Die niedrigen Rückfallraten zeigen: Mit der von der Weltgesundheitsorganisation (WHO) empfohlenen Antibiotika-Kombinationstherapie Rifampicin und Streptomycin wird die Eliminierung der Bakterien in der Regel erreicht. Allerdings verläuft die Wundheilung häufig sehr langsam, was zu langen, oft über drei Monate dauernden Krankenhausaufenthalten führt. Diese langen Abwesenheiten stellen eine enorme Belastung für die Gesundheitssysteme in den ressourcenknappen endemischen Gebieten dar. Für erwachsene Patienten und ihre pflegenden Angehörigen bedeutet dies ein grosser Einkommensverlust, und für Kinder lange Schulabsenzen.
In einem interdisziplinären Ansatz wollen Forschende vom Noguchi Memorial Institute for Medical Research in Ghana und dem Schweizerischen Tropen und Public Health Institut den Heilungsprozess von bis zu 200 Buruli-Ulkus Patienten in Ghana dokumentieren. Dabei arbeiten sie mit Kollegen vom Universitätsspital Heidelberg und von der Eidgenössischen Technischen Hochschule Zürich zusammen.
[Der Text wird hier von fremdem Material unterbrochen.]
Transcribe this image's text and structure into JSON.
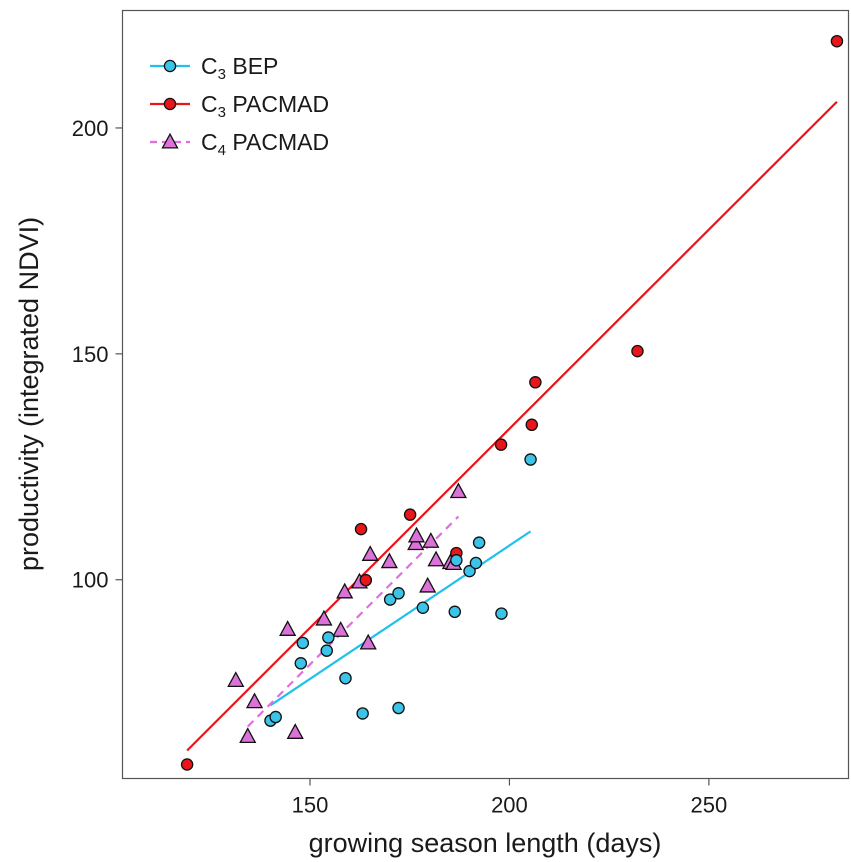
{
  "chart_data": {
    "type": "scatter",
    "xlabel": "growing season length (days)",
    "ylabel": "productivity (integrated NDVI)",
    "xlim": [
      103,
      285
    ],
    "ylim": [
      56,
      226
    ],
    "x_ticks": [
      150,
      200,
      250
    ],
    "y_ticks": [
      100,
      150,
      200
    ],
    "grid": false,
    "legend_position": "top-left",
    "series": [
      {
        "name": "C3 BEP",
        "name_main": "C",
        "name_sub": "3",
        "name_rest": " BEP",
        "marker": "circle",
        "color": "#3cc3e8",
        "line_color": "#1ec1ec",
        "line_style": "solid",
        "points": [
          [
            140.1,
            68.8
          ],
          [
            141.4,
            69.6
          ],
          [
            147.7,
            81.5
          ],
          [
            148.2,
            86.0
          ],
          [
            154.2,
            84.3
          ],
          [
            154.6,
            87.2
          ],
          [
            158.9,
            78.2
          ],
          [
            163.2,
            70.4
          ],
          [
            170.1,
            95.6
          ],
          [
            172.2,
            97.0
          ],
          [
            172.2,
            71.6
          ],
          [
            178.3,
            93.8
          ],
          [
            186.3,
            92.9
          ],
          [
            186.7,
            104.3
          ],
          [
            190.0,
            101.9
          ],
          [
            191.6,
            103.7
          ],
          [
            192.4,
            108.2
          ],
          [
            198.0,
            92.5
          ],
          [
            205.3,
            126.6
          ]
        ],
        "fit": [
          [
            140.1,
            72.2
          ],
          [
            205.3,
            110.7
          ]
        ]
      },
      {
        "name": "C3 PACMAD",
        "name_main": "C",
        "name_sub": "3",
        "name_rest": " PACMAD",
        "marker": "circle",
        "color": "#e8151b",
        "line_color": "#e8151b",
        "line_style": "solid",
        "points": [
          [
            119.2,
            59.1
          ],
          [
            162.8,
            111.2
          ],
          [
            164.0,
            99.9
          ],
          [
            175.1,
            114.4
          ],
          [
            186.7,
            105.9
          ],
          [
            197.9,
            129.9
          ],
          [
            205.6,
            134.3
          ],
          [
            206.5,
            143.7
          ],
          [
            232.1,
            150.6
          ],
          [
            282.1,
            219.2
          ]
        ],
        "fit": [
          [
            119.2,
            62.2
          ],
          [
            282.1,
            205.8
          ]
        ]
      },
      {
        "name": "C4 PACMAD",
        "name_main": "C",
        "name_sub": "4",
        "name_rest": " PACMAD",
        "marker": "triangle",
        "color": "#da72d8",
        "line_color": "#e06ee0",
        "line_style": "dashed",
        "points": [
          [
            131.4,
            77.7
          ],
          [
            134.4,
            65.3
          ],
          [
            136.1,
            73.0
          ],
          [
            144.4,
            89.0
          ],
          [
            146.3,
            66.2
          ],
          [
            153.5,
            91.3
          ],
          [
            157.7,
            88.8
          ],
          [
            158.7,
            97.3
          ],
          [
            162.4,
            99.5
          ],
          [
            164.6,
            86.0
          ],
          [
            165.1,
            105.6
          ],
          [
            169.9,
            104.0
          ],
          [
            176.5,
            108.0
          ],
          [
            176.7,
            109.7
          ],
          [
            179.5,
            98.6
          ],
          [
            180.3,
            108.5
          ],
          [
            181.6,
            104.4
          ],
          [
            185.2,
            103.8
          ],
          [
            186.0,
            103.6
          ],
          [
            187.2,
            119.5
          ]
        ],
        "fit": [
          [
            134.4,
            67.5
          ],
          [
            187.2,
            114.0
          ]
        ]
      }
    ]
  }
}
Dabei sollen Antibiotikaresistenzen von M. ulcerans, immunhistologische Eigenschaften und Superinfektionen mit anderen Krankheitserregern untersucht werden.
Diese Studie leistet einen wichtigen Beitrag zum Verständnis der verzögerten Wundheilung, und es wird erwartet, dass mit den Ergebnissen neue Verfahren in der Wundversorgung, angepasst an das ressourcenarme Umfeld, definiert werden können.